There are three implementation modes:
① Obtain the T matrix of all nodes. Set the two nodes directly to 1, and the two nodes cannot be connected or need to be transferred to 0. For details, see Public Transport System Optimal Route Algorithm.
② Obtain the T matrix of all lines. The intersection of the two lines is set to 1, and the intersection of the two lines is set to 0; see the study of bus transfer algorithm based on the adjacent matrix (note that this algorithm is an idealized algorithm)
③ Narrow the scope through the above 2nd steps, and then use the first step to obtain accurate results

2. Based on the minimum number of transfer times, narrow the solution scope and find the shortest path between the start site and the target site to get the optimal path.
The shortest path can be obtained in the following forms:
①. The simplest way to achieve this is: if the least transfer times and transfer sites in the previous step can be solved, you only need to query the transfer times at least, the line with the least number of sites in all possible paths is required (premise, assuming that the distance between all sites is roughly equal );
② If the above 1 finds the minimum number of transfer times, then we need to use the algorithm to find the shortest path. The common method is to improve the Dijkstra algorithm, that is, a minimum transfer algorithm is added to the diskstra algorithm;
③ In game design programs, the shortest path is often involved. The most common algorithm is the * algorithm, see Design and Implementation of Shortest Path search for game maps and a Algorithm
④ K (<= 3) gradient short path search algorithm, which is widely used abroad. Due to its troubles, there are not many researches in China, see K (≤ 3) A Study of gradient short path search algorithms, a new kth shortest path search algorithm, and a study on the ticket clearance model of Urban Rail Transit (Master's thesis)
⑤ Ant algorithm, see a Dijkstra-like Ant Algorithm
Among them, steps ② and ④ all depend on the minimum number of transfers to reduce complexity.

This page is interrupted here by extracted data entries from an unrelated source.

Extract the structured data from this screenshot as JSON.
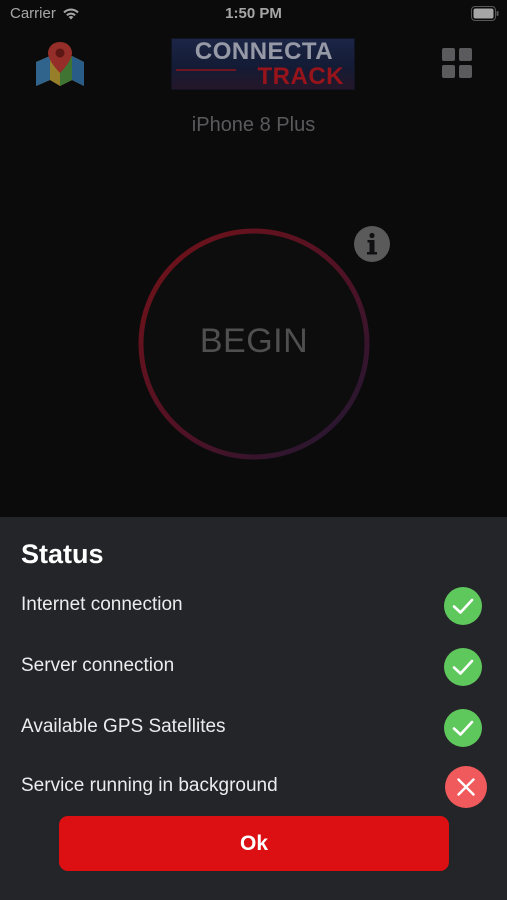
{
  "status_bar": {
    "carrier": "Carrier",
    "time": "1:50 PM"
  },
  "header": {
    "map_icon": "map-pin-icon",
    "logo_top": "CONNECTA",
    "logo_bottom": "TRACK",
    "menu_icon": "grid-icon",
    "device_name": "iPhone 8 Plus"
  },
  "main": {
    "begin_label": "BEGIN",
    "info_icon": "info-icon"
  },
  "status_sheet": {
    "title": "Status",
    "items": [
      {
        "label": "Internet connection",
        "ok": true
      },
      {
        "label": "Server connection",
        "ok": true
      },
      {
        "label": "Available GPS Satellites",
        "ok": true
      },
      {
        "label": "Service running in background",
        "ok": false
      }
    ],
    "ok_label": "Ok"
  },
  "colors": {
    "success": "#5fc85d",
    "error": "#f05a5d",
    "accent": "#dc0f12"
  }
}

2. If the above algorithms can be well implemented, a good data structure needs to be established.

1. Data Storage Format
I have asked two people who have actually done this. One person uses Arrays for storage, and the other uses a combination of linked lists and arrays (that is, long-chain tables use arrays, the other uses the linked list method). In fact, the two storage formats are mainly because the two algorithms have different focuses, and the previous one focuses on least transfer times, the latter focuses on the implementation of the shortest path.
2. Data Structure storage, for more information, see Computer Algorithm Research on urban public transit network travel path selection, GIS-based standard public transit Basic Information System, and GIS-based public transit passenger travel path selection model. considering public transit transfer, similar sites are usually put in place (sites with the same name but different geographic locations, different site names, but very close geographic locations) as a node in the public transit network topology.
3. Selection of arc weight values between two nodes (required to calculate the Shortest Path): Generally, the distance between two nodes is used instead, however, some people use the speed or driving time between the two nodes as the weight value. It is a loop vehicle parameter provided by Shenyang public transport network. Based on this parameter and the distance between the two sites, we can find the driving time (normal) between the sites ). Of course, the more comprehensive the factors are, the more humane the process is, But it increases a lot of difficulty, for example: consider "waiting for time, site distance, line heat (to the Commercial District) ", time (peak hours, etc.)" and other factors, these factors are difficult to quantify. Therefore, generally, the simplest method is to use distance as the weight of the arc block between two nodes.